Noreaga - Super Thug 12-inch single - $1
I only found out like last year that the Neptunes did this beat, because I always remembered this as that awesome song where N.O.R.E.'s dressed like a sheik in the desert, and the beat's crazy wild. I've also always assumed, from what I've known they've done when I heard it, that Neptunes beats were mad gay and mad stupid and mad unloungin'. But I like the beat, and had gotten kinda slowed down tonight from playing things on slow-mo, plus listening to Too Short (I'll never spell that shit with a dollar sign - that's some fucking stupid shit), so I just pumped this beat, but it didn't sound right until I slowed the speed down. That's a fat ass beat when you slow it down enough to be shielded from amyl nitrate hits in dance club unisex bathrooms where you are tricked into homosexual activities by the gay dude holding your fucked up ass up on the left side while you are concentrating too hard to kissing the hot slut holding you up on your right side. At regular speed, you run the risk of doing what others have done, and making a point to claim it's not gay if you don't actually physically touch a dick, so having a cute guy named Pete suck your dick isn't technically gay.
Riddim Driven 12-inch single - various artists - $1
I wrongly assumed this was gonna be dancehall instrumentals, but even knowing that such a wrong assumption was easy to make, I felt safe since there was an Elephant Man song and a Capleton song on here. Guess what? It all sucked. I was very sad listening to this. The type of sad where you are listening to something you bought at the used record store and you know you have no use for it ever again. They have turntables there for you to preview shit, but I always think that's a crazy goofy way to buy vinyl. I mean, if I was sinking $15 into a Hawkwind record, I'd probably want to do that, but I'm a dollar bin type of motherfucker, and if you can't throw a dollar away on a gamble for a good record, then you're not a music aficionado. Shit, that's the music nerd's lottery right there, hoping you drop a buck and find some crazy wild classic nobody else ever told you about.

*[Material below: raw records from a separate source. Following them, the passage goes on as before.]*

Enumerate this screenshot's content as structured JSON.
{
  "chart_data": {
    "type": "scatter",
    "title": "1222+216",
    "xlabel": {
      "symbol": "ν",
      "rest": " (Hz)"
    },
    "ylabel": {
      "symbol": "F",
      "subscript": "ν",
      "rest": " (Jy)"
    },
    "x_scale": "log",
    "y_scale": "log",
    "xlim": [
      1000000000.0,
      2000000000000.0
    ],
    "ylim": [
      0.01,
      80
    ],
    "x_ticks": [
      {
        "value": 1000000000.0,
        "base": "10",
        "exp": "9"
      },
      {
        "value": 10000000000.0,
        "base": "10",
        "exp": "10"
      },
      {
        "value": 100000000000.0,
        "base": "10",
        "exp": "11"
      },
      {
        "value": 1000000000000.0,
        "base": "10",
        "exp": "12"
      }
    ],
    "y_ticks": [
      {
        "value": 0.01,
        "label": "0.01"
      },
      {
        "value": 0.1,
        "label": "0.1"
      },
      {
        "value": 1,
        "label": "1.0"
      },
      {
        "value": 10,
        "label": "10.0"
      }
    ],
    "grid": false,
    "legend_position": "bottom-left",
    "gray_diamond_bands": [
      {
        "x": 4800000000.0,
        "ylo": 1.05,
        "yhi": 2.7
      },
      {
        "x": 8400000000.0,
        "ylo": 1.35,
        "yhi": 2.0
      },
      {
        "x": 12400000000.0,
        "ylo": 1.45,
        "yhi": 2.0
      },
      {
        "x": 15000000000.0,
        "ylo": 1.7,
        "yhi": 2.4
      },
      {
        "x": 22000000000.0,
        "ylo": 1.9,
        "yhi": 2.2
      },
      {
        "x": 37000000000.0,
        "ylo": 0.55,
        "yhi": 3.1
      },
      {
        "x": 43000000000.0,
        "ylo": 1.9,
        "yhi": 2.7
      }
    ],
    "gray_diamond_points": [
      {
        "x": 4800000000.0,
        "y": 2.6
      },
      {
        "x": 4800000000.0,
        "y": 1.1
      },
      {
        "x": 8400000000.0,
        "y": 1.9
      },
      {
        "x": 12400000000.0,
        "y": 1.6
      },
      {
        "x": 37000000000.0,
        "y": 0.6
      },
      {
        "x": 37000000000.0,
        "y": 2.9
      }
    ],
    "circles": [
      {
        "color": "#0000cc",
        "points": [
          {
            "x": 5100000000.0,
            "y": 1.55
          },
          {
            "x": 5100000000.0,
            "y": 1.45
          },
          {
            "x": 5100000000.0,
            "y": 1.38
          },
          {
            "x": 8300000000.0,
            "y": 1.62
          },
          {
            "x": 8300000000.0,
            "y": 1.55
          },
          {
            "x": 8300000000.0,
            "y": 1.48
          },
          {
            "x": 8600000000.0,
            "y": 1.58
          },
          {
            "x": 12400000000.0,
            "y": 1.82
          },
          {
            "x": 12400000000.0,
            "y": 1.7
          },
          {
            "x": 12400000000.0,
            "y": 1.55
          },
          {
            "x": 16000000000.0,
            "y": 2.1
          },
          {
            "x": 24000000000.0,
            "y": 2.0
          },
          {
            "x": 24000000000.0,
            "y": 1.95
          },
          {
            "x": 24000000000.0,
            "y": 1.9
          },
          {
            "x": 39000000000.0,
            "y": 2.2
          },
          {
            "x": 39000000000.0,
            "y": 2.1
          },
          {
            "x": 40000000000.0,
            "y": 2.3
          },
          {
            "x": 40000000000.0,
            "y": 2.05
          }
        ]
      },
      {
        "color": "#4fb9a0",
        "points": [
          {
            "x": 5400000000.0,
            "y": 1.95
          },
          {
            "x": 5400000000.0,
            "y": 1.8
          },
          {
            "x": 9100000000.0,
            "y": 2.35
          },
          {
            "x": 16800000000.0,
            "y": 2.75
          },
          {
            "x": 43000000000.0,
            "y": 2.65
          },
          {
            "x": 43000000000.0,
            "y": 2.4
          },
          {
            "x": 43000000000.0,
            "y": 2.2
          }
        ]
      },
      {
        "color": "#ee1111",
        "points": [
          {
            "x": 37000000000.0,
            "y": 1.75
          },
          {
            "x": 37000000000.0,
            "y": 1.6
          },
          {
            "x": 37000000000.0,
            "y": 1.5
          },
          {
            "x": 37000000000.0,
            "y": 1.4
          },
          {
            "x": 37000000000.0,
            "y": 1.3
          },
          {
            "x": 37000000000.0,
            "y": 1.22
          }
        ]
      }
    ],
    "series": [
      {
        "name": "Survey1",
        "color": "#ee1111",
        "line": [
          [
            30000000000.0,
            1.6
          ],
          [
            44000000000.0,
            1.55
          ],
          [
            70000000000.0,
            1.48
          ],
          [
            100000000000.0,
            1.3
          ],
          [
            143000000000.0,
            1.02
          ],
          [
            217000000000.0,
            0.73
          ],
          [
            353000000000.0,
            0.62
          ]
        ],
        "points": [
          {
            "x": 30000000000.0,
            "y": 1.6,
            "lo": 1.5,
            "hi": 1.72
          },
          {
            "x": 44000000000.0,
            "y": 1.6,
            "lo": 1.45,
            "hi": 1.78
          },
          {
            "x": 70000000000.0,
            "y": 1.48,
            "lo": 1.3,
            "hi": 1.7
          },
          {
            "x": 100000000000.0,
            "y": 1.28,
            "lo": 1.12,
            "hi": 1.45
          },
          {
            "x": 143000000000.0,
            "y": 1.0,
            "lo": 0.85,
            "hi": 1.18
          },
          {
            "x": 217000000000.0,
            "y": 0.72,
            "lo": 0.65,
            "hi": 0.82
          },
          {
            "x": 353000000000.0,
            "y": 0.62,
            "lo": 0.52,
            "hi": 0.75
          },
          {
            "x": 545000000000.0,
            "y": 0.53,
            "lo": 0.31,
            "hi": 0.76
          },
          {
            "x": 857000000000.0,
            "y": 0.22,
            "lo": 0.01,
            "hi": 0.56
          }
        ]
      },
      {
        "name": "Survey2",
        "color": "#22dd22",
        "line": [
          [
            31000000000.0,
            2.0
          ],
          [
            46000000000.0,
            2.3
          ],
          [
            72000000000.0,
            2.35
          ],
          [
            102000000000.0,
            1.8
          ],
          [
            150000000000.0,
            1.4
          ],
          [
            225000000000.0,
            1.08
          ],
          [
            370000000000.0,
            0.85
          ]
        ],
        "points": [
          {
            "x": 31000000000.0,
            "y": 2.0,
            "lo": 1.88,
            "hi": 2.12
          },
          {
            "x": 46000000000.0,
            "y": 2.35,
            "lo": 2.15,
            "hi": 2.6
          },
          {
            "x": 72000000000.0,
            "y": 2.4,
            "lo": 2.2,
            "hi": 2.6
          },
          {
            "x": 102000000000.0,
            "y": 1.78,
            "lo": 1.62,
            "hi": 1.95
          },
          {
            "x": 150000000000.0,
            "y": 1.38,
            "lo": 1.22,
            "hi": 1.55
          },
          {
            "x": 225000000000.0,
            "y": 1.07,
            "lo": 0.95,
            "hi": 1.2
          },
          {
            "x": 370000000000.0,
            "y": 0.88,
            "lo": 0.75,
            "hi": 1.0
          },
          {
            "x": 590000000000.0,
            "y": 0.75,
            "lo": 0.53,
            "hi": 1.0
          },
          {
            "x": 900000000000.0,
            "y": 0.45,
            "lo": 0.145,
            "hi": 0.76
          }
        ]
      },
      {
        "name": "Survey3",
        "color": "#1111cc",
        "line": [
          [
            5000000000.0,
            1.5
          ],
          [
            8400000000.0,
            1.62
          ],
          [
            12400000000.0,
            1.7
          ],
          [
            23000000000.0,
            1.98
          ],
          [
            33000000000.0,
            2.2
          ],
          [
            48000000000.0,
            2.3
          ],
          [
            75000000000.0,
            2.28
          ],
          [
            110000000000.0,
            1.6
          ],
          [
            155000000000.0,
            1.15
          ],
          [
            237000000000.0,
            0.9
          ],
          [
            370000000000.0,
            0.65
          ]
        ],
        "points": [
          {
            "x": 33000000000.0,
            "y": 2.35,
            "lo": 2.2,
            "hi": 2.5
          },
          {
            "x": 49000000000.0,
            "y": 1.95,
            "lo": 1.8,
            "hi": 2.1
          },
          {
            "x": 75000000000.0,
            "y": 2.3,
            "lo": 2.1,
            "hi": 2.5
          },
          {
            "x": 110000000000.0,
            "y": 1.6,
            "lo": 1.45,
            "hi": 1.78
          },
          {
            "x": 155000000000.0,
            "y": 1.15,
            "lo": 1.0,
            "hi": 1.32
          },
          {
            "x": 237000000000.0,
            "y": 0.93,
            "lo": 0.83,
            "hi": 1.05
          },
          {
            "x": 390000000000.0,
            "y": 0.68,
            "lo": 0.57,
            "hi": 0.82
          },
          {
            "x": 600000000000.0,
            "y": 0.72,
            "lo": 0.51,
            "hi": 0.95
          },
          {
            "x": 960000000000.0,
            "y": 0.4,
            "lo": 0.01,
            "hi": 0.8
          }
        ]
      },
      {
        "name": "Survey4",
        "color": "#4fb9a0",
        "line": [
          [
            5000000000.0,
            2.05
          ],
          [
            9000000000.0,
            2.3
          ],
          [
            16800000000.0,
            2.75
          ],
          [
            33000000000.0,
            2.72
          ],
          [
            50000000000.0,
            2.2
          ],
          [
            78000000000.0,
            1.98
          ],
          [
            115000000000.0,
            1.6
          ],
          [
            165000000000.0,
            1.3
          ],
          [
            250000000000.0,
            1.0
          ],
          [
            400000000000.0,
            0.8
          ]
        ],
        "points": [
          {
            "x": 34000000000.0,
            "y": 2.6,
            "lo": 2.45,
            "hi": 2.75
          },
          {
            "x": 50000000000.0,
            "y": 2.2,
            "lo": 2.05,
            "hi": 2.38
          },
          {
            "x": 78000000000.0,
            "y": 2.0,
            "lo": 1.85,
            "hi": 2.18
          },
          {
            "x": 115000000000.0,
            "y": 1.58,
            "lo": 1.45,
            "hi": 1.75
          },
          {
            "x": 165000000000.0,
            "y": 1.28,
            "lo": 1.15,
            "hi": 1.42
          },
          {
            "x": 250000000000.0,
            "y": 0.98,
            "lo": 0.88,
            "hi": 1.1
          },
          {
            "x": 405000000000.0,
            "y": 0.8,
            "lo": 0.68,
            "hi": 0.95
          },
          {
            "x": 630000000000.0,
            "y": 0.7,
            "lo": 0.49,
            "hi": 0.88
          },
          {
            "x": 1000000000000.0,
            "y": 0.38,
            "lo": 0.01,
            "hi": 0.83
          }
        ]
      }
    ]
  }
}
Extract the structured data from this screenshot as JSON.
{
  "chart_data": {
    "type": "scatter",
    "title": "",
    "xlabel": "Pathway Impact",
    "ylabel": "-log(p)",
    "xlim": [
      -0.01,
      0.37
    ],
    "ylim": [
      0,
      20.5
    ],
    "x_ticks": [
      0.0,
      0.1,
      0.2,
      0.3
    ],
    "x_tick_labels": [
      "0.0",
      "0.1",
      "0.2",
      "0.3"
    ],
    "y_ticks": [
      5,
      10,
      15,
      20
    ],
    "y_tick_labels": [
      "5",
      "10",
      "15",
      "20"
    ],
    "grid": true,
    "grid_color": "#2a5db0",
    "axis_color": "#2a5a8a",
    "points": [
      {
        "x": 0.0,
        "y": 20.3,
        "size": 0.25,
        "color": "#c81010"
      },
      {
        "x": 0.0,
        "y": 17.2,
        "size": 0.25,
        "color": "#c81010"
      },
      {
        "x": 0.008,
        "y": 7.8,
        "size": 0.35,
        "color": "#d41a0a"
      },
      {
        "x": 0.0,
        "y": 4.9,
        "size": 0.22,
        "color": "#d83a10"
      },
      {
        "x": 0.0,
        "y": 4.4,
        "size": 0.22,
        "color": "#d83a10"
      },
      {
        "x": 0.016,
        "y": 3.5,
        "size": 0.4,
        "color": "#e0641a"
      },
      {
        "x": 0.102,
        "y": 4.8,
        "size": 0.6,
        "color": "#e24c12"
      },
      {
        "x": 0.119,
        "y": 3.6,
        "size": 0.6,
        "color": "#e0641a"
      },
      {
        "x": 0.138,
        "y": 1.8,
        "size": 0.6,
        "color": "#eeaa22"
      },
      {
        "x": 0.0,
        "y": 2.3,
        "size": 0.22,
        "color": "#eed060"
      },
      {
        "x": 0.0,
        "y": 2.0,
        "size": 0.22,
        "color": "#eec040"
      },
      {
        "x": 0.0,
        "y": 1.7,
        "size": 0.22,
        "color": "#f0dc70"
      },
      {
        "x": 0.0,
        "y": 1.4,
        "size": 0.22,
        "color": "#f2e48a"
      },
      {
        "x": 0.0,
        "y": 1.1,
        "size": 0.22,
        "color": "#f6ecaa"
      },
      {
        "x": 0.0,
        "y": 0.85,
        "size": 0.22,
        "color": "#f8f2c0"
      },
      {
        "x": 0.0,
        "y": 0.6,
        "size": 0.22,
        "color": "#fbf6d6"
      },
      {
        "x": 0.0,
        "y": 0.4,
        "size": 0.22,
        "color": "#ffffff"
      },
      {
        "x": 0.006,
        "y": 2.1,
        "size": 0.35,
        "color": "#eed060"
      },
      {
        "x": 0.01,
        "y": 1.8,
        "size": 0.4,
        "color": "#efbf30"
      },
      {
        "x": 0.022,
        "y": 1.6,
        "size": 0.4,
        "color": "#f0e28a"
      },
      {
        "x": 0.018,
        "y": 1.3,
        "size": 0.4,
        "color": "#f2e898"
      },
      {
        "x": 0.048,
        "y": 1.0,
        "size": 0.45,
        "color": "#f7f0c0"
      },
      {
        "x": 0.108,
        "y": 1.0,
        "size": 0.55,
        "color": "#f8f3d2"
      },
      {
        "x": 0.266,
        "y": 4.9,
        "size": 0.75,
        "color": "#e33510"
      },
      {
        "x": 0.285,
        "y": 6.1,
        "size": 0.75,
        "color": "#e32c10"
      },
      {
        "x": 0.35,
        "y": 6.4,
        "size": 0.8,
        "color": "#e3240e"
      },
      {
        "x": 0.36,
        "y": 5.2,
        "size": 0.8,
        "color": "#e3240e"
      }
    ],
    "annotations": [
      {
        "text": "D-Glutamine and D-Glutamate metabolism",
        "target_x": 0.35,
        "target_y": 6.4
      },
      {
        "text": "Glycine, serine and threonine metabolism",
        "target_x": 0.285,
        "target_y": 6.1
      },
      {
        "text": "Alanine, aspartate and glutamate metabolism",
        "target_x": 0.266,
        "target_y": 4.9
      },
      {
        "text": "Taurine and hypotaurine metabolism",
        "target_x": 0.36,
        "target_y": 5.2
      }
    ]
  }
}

Goodie Mob - Cell Therapy 12-inch single - $3
Damn, another song off the EWA 100 All-Time Jams I found, with an instrumental. I don't have the first Goodie Mob tape anymore, so I didn't have access to "Cell Therapy" in non-robotic format, which geeked me up to find this. Making it even better was the fact on the b-side is the album version of "Soul Food", which is one of the singles I sold last time I forgot what a pain in the ass ebay is in actuality and I decided to sell of some bullshit. I have missed my "Soul Food" single a bunch of times, because it's a great song too, and if you could just eliminate T-Mo's stupid fucking "fuck Chris Darden, fuck Marcia Clark" verse, it'd be potentially even more classic than "Cell Therapy". Oddly, also on the b-side of this single is Outkast's "Benz of Beamer" song, since both were down with each other and on the same record label. "Cell Therapy" instrumental in effect. There's also a remix by some dude named Sideeq which is crazy retarded, but not retarded meaning good but retarded meaning bad.